← Back to context

Comment by parliament32

7 hours ago

> separating data from instructions

There's been a lot of talk about this (for years, honestly), but it all stems from a fundamental nonunderstanding of how LLMs work. There is no distinction for an LLM; "instructions" are a prompt concept, nothing more. It's not possible to separate the two, because LLMs simply take text (ie your instructions, then the data, or maybe in a different order, or maybe something completely else) and "predict" the next token, and repeat for as long as you want, with the volatility you ask for. There is no control plane, and there never will be a control plane, because asking for that is akin to asking "how do I separate data from instructions when I speak to a person?". You can ask nicely, "pretty please obey the first part of what I say and not stuff after", but there's no way to guarantee it (like you're used to with software). There is just input and output.

You can't guarantee an LLM does anything. Custom data can often subvert the machine whether or not it's instructions.

But that doesn't mean that separation between instructions and data is impossible. You can format them in different ways, and you can prevent the output tokens from ever using instruction formatting.

  • > You can't guarantee an LLM does anything.

    Agreed.

    > But that doesn't mean that separation between instructions and data is impossible.

    Yes it does! The comments you are replying to are concerned that it is not possible to be sure that data and instructions have been separated. With certain kinds of automated systems (traditional ones), unless you write them incorrectly, you can be sure of this. And it is possible to engage in a productive incremental process where mistakes can be identified and removed, in a way people comprehend and can plan around.

    LLMs do not have this. They have heuristics and guesses. Nobody knows what will work ahead of time, nor even a probability that it will work. That is not a doomer comment by the way! The same is true when you talk to a person. But it is a fundamental limitation, it cannot be removed.

  • What we have is a machine trained on many old documents that takes one new document and dreams up stuff to append. The LLM algorithm cannot specially recognize contents as "instructions" to itself-the-author.

    Even if special tokens are used absolutely perfectly (somehow avoiding escapes or ambiguities or reflected attacks) they are ultimately the same as highlighting all the parts of the document in different colors. You've saved the signal, but there's no mind to receive the intended meaning.

    This means that your markers--while far more exclusive--ultimately exist on the same data-level as punctuation and using ? to indicate a question.

    > you can prevent the output tokens from ever using instruction formatting

    The right words may still outweigh the formatting around them, the same way that they can already outweigh other words around them.

Right, you have to set boundaries. You put each task and user input into a box, and then the LLM makes a decision. It can only access APIs that have user identity attached, that act within the scope of the requesting user.

It can be done, but unsurprisingly it looks exactly like microservices distributed auth (also ZTP).

It's all the same problem, just instead of a JVM, it's an LLM.

  • User identity attached is not a solution, it doesn't solve anything if you have to pull in external data that you can't control.

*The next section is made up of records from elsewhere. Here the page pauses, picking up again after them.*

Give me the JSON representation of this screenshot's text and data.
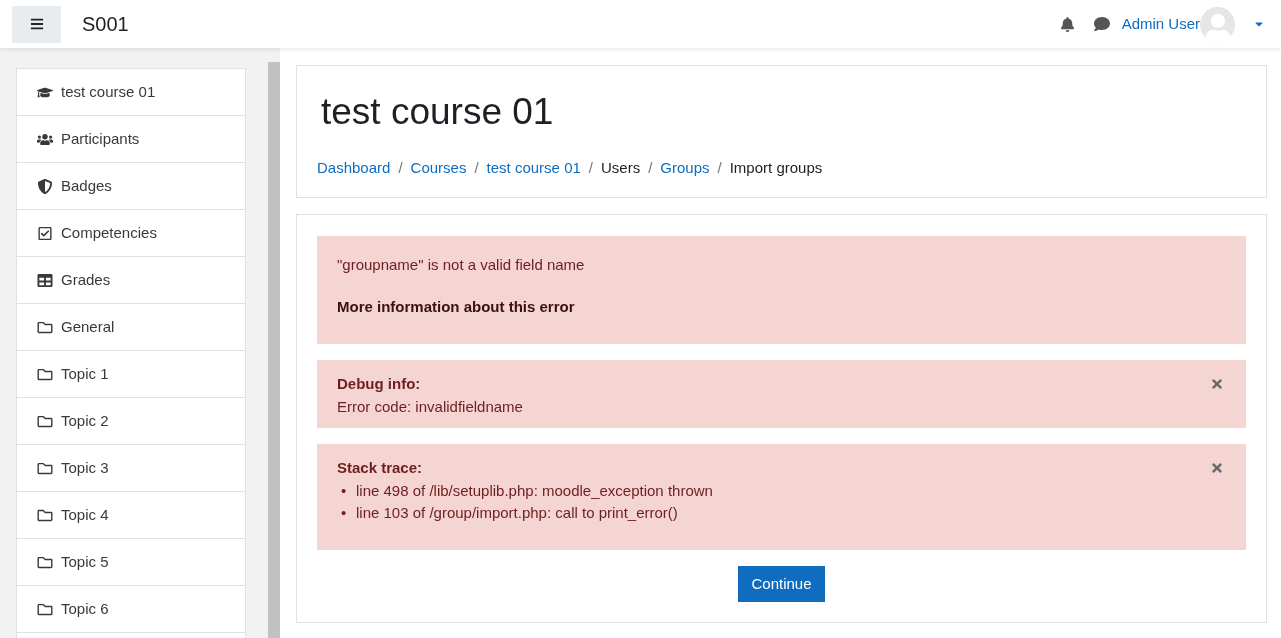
{
  "navbar": {
    "site_name": "S001",
    "user_name": "Admin User"
  },
  "sidebar": {
    "items": [
      {
        "label": "test course 01",
        "kind": "course"
      },
      {
        "label": "Participants",
        "kind": "participants"
      },
      {
        "label": "Badges",
        "kind": "badges"
      },
      {
        "label": "Competencies",
        "kind": "competencies"
      },
      {
        "label": "Grades",
        "kind": "grades"
      },
      {
        "label": "General",
        "kind": "section"
      },
      {
        "label": "Topic 1",
        "kind": "section"
      },
      {
        "label": "Topic 2",
        "kind": "section"
      },
      {
        "label": "Topic 3",
        "kind": "section"
      },
      {
        "label": "Topic 4",
        "kind": "section"
      },
      {
        "label": "Topic 5",
        "kind": "section"
      },
      {
        "label": "Topic 6",
        "kind": "section"
      }
    ]
  },
  "page_header": {
    "title": "test course 01",
    "separator": "/",
    "breadcrumb": [
      {
        "label": "Dashboard",
        "link": true
      },
      {
        "label": "Courses",
        "link": true
      },
      {
        "label": "test course 01",
        "link": true
      },
      {
        "label": "Users",
        "link": false
      },
      {
        "label": "Groups",
        "link": true
      },
      {
        "label": "Import groups",
        "link": false
      }
    ]
  },
  "error": {
    "message": "\"groupname\" is not a valid field name",
    "more_info": "More information about this error",
    "debug": {
      "title": "Debug info:",
      "text": "Error code: invalidfieldname",
      "close": true
    },
    "stack": {
      "title": "Stack trace:",
      "bullet": "•",
      "lines": [
        "line 498 of /lib/setuplib.php: moodle_exception thrown",
        "line 103 of /group/import.php: call to print_error()"
      ],
      "close": true
    },
    "button": "Continue"
  }
}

    Like in the banking world, you can make everything super authenticated, but if you have an API that receives the latest wire transfer YOU received with the message attached, you don't control the message content and it can be an attack vector.

    Being authenticated/authorized is not the solution, it is data that the user can access.

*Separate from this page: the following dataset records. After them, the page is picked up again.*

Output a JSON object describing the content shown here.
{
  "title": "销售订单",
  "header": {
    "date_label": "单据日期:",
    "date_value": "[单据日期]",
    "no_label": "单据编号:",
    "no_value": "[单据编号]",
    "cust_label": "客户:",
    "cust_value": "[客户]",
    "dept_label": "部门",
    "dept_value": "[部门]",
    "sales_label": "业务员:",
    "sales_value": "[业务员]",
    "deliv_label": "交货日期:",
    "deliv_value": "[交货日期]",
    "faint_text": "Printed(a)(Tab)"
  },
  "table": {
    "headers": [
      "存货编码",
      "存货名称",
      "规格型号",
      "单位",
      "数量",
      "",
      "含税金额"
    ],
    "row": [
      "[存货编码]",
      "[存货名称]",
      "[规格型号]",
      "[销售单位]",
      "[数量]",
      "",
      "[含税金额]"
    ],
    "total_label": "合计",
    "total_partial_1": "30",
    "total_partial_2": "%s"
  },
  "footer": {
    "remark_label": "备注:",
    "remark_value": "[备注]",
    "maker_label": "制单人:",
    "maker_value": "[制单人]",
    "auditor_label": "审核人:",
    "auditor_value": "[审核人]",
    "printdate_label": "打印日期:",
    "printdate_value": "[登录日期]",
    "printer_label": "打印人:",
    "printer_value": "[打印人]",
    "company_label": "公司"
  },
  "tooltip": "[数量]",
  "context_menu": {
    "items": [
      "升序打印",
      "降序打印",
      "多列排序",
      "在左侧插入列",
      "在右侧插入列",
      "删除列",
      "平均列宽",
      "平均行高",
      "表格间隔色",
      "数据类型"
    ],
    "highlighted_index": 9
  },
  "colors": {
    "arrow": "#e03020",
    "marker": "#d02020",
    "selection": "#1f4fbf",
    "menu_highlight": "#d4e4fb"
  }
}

It's akin to an SCP infohazard or memetics.

The way llms are right now, and the way humans are, there is no side channel.

It's all about training, but even with extensive training, output breaks down if it's probability based and not hard logic and state machine.

I mean: imagine we double our token space to get "red" tokens ans "blue" tokens.

Then in all post-training, instructions are red and data is blue. The model can be explicitly trained to ignore instructions written in blue tokens. All external data is blue.

All you'd need to do is figure out a nice way to pre-train -- interestingly, you could try pre-training on unfiltered blue data and processed red/blue transcripts!

Likewise, model-actions (e.g. open file) could be written only in red, and hence you'd never learn to do them from the unfiltered data.

The only connection between the red world and the blue world would be the processed trainign chats containing red and blue data togethers -- allowing the model to learn the relationship between them (while only being exposed to examples where red instructions are strictly followed, whatever the blue says)

  • What does this mean, actually? If you are imagining that blue tokens are just words, maybe the "token space" is just all things that we agree might be words, what are the red tokens? Are they not text? You could maybe encode words by, say, putting an x at the front and the start. So tokens of the form xTx encode the blue token T as a red token. But then how do you stop someone from putting xignorex xallx xpreviousx xinstructionsx in their data?

    • My assumption with their intent: is that red tokens come in 'slot' a-b, and blue tokens go in 'slot' c-d - Positional encoding determining data/text.

      I don't think is guaranteed to actually work, it's a hypothetical after all, but maybe it's better than the current setup of pushing instructions and data into the same slot.